Joséphine Baker entre au Panthéon. Mais où sont les femmes ?

Leur quasi-absence au Panthéon reflète l'invisibilisation des femmes dans une Histoire écrite par des hommes.

Le Panthéon à Paris. - BELGA

Le Panthéon, ce temple des « grands hommes », porte bien son surnom. Seules cinq femmes sur 80 personnalités y sont actuellement inhumées. Le 30 novembre prochain, l’artiste franco-américaine Joséphine Baker, figure de la Résistance et de la lutte antiraciste, deviendra la sixième, et la première femme noire, à reposer dans ce monument parisien.

Elle rejoindra ainsi la femme politique et rescapée de la Shoah Simone Veil entrée en 2018, les résistantes Germaine Tillion et Geneviève de Gaulle en 2015, la scientifique Marie Curie en 1995 ainsi que Sophie Berthelot, première femme au Panthéon en 1907, mais uniquement distinguée « en hommage à sa vertu conjugale ». Dans son éloge, le ministre Aristide Briand avait déclaré à l’époque : « elle avait toutes les qualités rares qui permettent à une femme belle, gracieuse, douce, aimable et cultivée d’être associée aux préoccupations, aux rêves et aux travaux d’un homme de génie. » Le ton est donné.

Aux oubliettes

Mais comment expliquer une si maigre présence des femmes dans cette nécropole créée en 1791 ? « C’est inscrit dans la pierre, sur le fronton de l’édifice: ‘Aux grands Hommes la patrie reconnaissante’ », répondait en 2015 au Figaro Françoise Thébaud, professeur émérite d’histoire contemporaine à l’université d’Avignon. Même si le terme « Hommes » avec une majuscule signifie aujourd’hui « être humains », cela n’a pas toujours été le cas. « Dans les conceptions culturelles du XIXe siècle et d’une grande partie du XXe siècle, on parlait des grands hommes, mais les grandes femmes n’existaient pas. Elles n’étaient tout simplement pas considérées comme des individus à part entière, dotées de droits individuels. En résumé, leur statut se résumait à celui de mère de famille. »

De la préhistoire au XXe siècle, les femmes sont longtemps restées en marge d’une histoire écrite et étudiée par des hommes.
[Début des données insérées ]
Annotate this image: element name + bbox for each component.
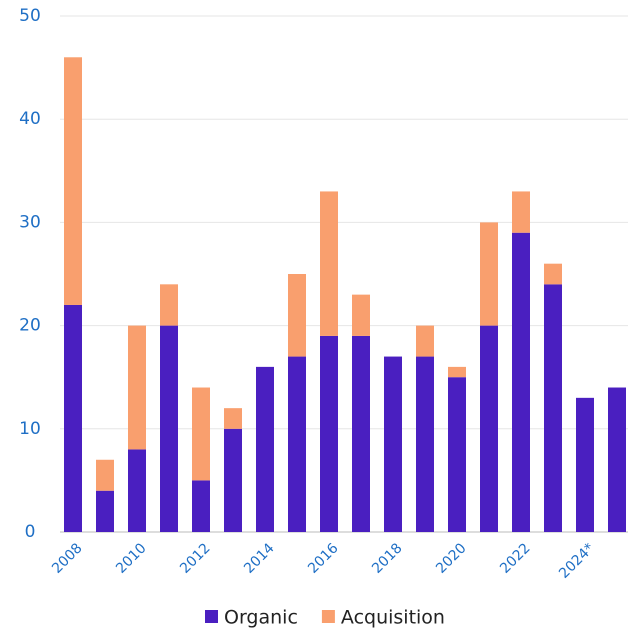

Encore aujourd’hui, elles sont absentes des noms de rues et des manuels scolaires. Leur empreinte est pourtant bien réelle. Et ce, à toutes les époques et d’innombrables domaines, en particulier la recherche scientifique mais également le développement informatique.

Reconnaissance tardive

Depuis plusieurs décennies, les féministes luttent contre cette invisibilisation, à coups de pétitions et d’ouvrages réparateurs. À l’instar du travail fait par Pénélope Bagieu avec « les Culottées », on voit se multiplier les portraits de femmes oubliées. « Pour être reconnues, il faut être connues, et pour être connues, il faut être vues », explique le collectif Georgette Sand, auteur de « Ni vues, ni connues », qui tente de comprendre pourquoi et comment l’Histoire qui est enseignée n’a pas retenu le nom de la femme qui affirme l’existence du système solaire avant Galilée, de celle qui invente l’art abstrait avant Kandinsky, ou encore théorise les pulsions de mort avant Freud. On peut également citer le déni de la contribution des femmes dans le développement informatique ou la recherche scientifique.

Ce gigantesque travail pour sortir les femmes de l’ombre est une preuve supplémentaire que beaucoup plus de femmes mériteraient leur place au Panthéon. Plusieurs noms ont été proposés ces dernières années, comme celui de la philosophe et femme de lettres Simone de Beauvoir, l’une des pionnières du féminisme Olympe de Gouges ou encore, plus récemment, l’avocate et militante féministe Gisèle Halimi.

« La patrie peut être reconnaissante aux grands humains qui s’avèrent être des femmes comme des hommes ! », plaide Anne Lazar, du collectif féministe. Faire entrer plus de femmes au Panthéon enverrait un message fort et symbolique à la société, un message d’égalité: elles aussi ont écrit l’Histoire de France, et d’ailleurs. L’entrée de Joséphine Baker en est un premier pas.